Cat’s Cradle was Vonnegut’s fourth novel. He had started it nearly a decade earlier, in 1954, when he was just 31 years old. It is the story of Jonah, a journalist who has set out to write a book about what famous people were doing the day of the Hiroshima bombing. In the book, Jonah tracks down the three living descendants of Dr. Felix Hoenikker, one of the so-called fathers of the atomic bomb. Hoenikker is an eccentric scientist who once left a tip for his wife by his coffee cup and would go on to create a substance called Ice 9, which could freeze all water on Earth at room temperature—thus ending the world.
Cat’s Cradle made about as much impact on popular culture when it came out as Vonnegut’s previous books had, which is to say not much. His first novel, Player Piano, had been published more than 10 years prior, to little acclaim, and Vonnegut was scrambling to make ends meet for his growing family. After the war he had made a pretty good living writing short stories, until that market softened. Since then he had worked as an English teacher at a school for wayward boys and as a publicist for General Electric; in a fit of optimism, he had even started a doomed Saab dealership on Cape Cod. An apt word to describe Vonnegut’s state of mind in those years would be desperate. Little did he know that Slaughterhouse-Five, published in 1969, would make him one of the most famous writers in the world.
Vonnegut was similarly unaware that World War II would be the last war of what historians call the Industrial Age. In the 19th century, steam-powered machines had revolutionized human enterprise. Then, following the development of electricity, came a wave of innovation never before seen—the telegraph, telephone, automobile, airplane—as physicists such as Einstein and his successors illuminated the very fabric of the universe.
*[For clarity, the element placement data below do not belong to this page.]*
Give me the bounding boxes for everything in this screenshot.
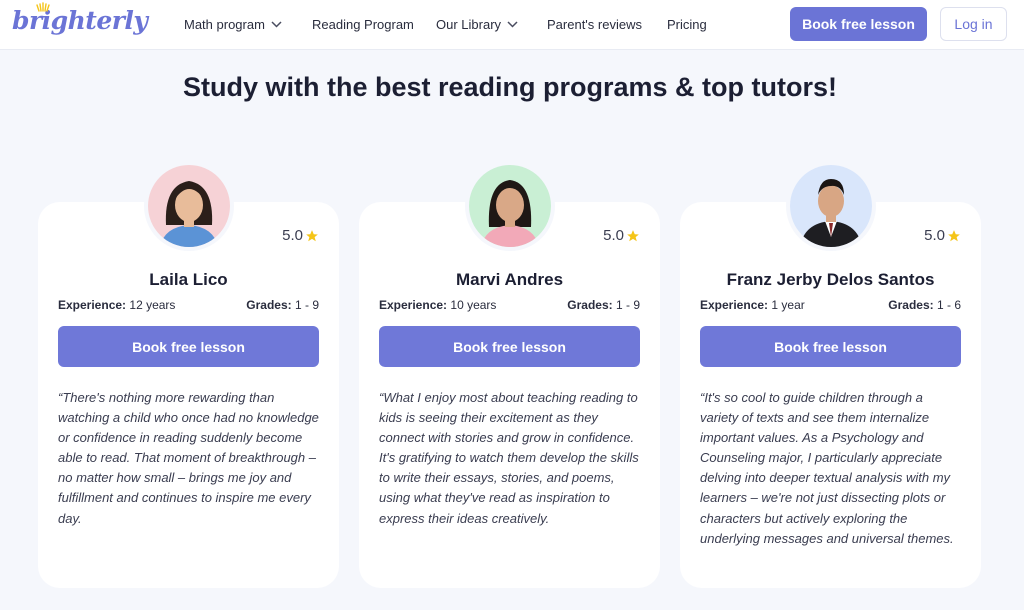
tutor-name: Laila Lico — [149, 270, 228, 289]
tutor-avatar — [144, 161, 234, 251]
brighterly-logo[interactable]: brighterly — [12, 2, 148, 35]
nav-our-library[interactable]: Our Library — [436, 17, 518, 32]
grades-value: 1 - 6 — [936, 298, 961, 312]
star-icon — [627, 229, 639, 241]
grades-value: 1 - 9 — [615, 298, 640, 312]
tutor-photo — [790, 165, 872, 247]
tutor-meta: Experience: 1 year Grades: 1 - 6 — [700, 298, 961, 312]
tutor-name: Marvi Andres — [455, 270, 564, 289]
nav-label: Our Library — [436, 17, 502, 32]
tutor-rating: 5.0 — [282, 227, 319, 244]
logo-text: brighterly — [12, 6, 148, 35]
nav-label: Parent's reviews — [547, 17, 642, 32]
nav-math-program[interactable]: Math program — [184, 17, 282, 32]
rating-value: 5.0 — [282, 227, 303, 244]
book-free-lesson-button[interactable]: Book free lesson — [58, 326, 319, 367]
book-free-lesson-button[interactable]: Book free lesson — [379, 326, 640, 367]
tutor-avatar — [786, 161, 876, 251]
tutor-photo — [469, 165, 551, 247]
grades: Grades: 1 - 9 — [246, 298, 319, 312]
experience: Experience: 12 years — [58, 298, 175, 312]
grades: Grades: 1 - 9 — [567, 298, 640, 312]
tutor-card: 5.0 Marvi Andres Experience: 10 years Gr… — [359, 161, 660, 588]
experience-label: Experience: — [700, 298, 769, 312]
tutor-rating: 5.0 — [603, 227, 640, 244]
sun-icon — [36, 2, 50, 12]
tutor-meta: Experience: 12 years Grades: 1 - 9 — [58, 298, 319, 312]
experience-value: 12 years — [129, 298, 176, 312]
grades: Grades: 1 - 6 — [888, 298, 961, 312]
nav-label: Math program — [184, 17, 265, 32]
rating-value: 5.0 — [603, 227, 624, 244]
experience-value: 1 year — [771, 298, 805, 312]
tutor-card: 5.0 Franz Jerby Delos Santos Experience:… — [680, 161, 981, 588]
tutor-rating: 5.0 — [924, 227, 961, 244]
page-title: Study with the best reading programs & t… — [182, 72, 838, 102]
experience: Experience: 1 year — [700, 298, 805, 312]
chevron-down-icon — [507, 21, 518, 28]
book-free-lesson-button[interactable]: Book free lesson — [790, 7, 927, 41]
star-icon — [948, 229, 960, 241]
tutor-photo — [148, 165, 230, 247]
tutor-avatar — [465, 161, 555, 251]
grades-label: Grades: — [567, 298, 613, 312]
grades-label: Grades: — [246, 298, 292, 312]
tutor-quote: “It's so cool to guide children through … — [700, 390, 954, 546]
nav-reading-program[interactable]: Reading Program — [312, 17, 414, 32]
experience-value: 10 years — [450, 298, 497, 312]
chevron-down-icon — [271, 21, 282, 28]
experience: Experience: 10 years — [379, 298, 496, 312]
tutor-quote: “What I enjoy most about teaching readin… — [379, 390, 639, 526]
tutor-meta: Experience: 10 years Grades: 1 - 9 — [379, 298, 640, 312]
site-header: brighterly Math program Reading Program … — [0, 0, 1024, 50]
tutor-quote: “There's nothing more rewarding than wat… — [58, 390, 319, 526]
tutor-card: 5.0 Laila Lico Experience: 12 years Grad… — [38, 161, 339, 588]
tutor-name: Franz Jerby Delos Santos — [726, 270, 935, 289]
experience-label: Experience: — [379, 298, 448, 312]
grades-value: 1 - 9 — [294, 298, 319, 312]
nav-parents-reviews[interactable]: Parent's reviews — [547, 17, 642, 32]
login-button[interactable]: Log in — [940, 7, 1007, 41]
nav-label: Reading Program — [312, 17, 414, 32]
experience-label: Experience: — [58, 298, 127, 312]
nav-label: Pricing — [667, 17, 707, 32]
book-free-lesson-button[interactable]: Book free lesson — [700, 326, 961, 367]
nav-pricing[interactable]: Pricing — [667, 17, 707, 32]
star-icon — [306, 229, 318, 241]
rating-value: 5.0 — [924, 227, 945, 244]
grades-label: Grades: — [888, 298, 934, 312]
Many of those same physicists would later join the Manhattan Project, harnessing the power of the atom and creating the first atomic weapon.
In some ways, Little Boy was the ultimate invention of the Industrial Age, which ended a few years later. What replaced it? The Atomic Age, of course, followed in the 1970s by the Information Age. Were Vonnegut alive today, he might say that whatever they call the age you live in is actually the name of the weapon they’re using to try to kill you.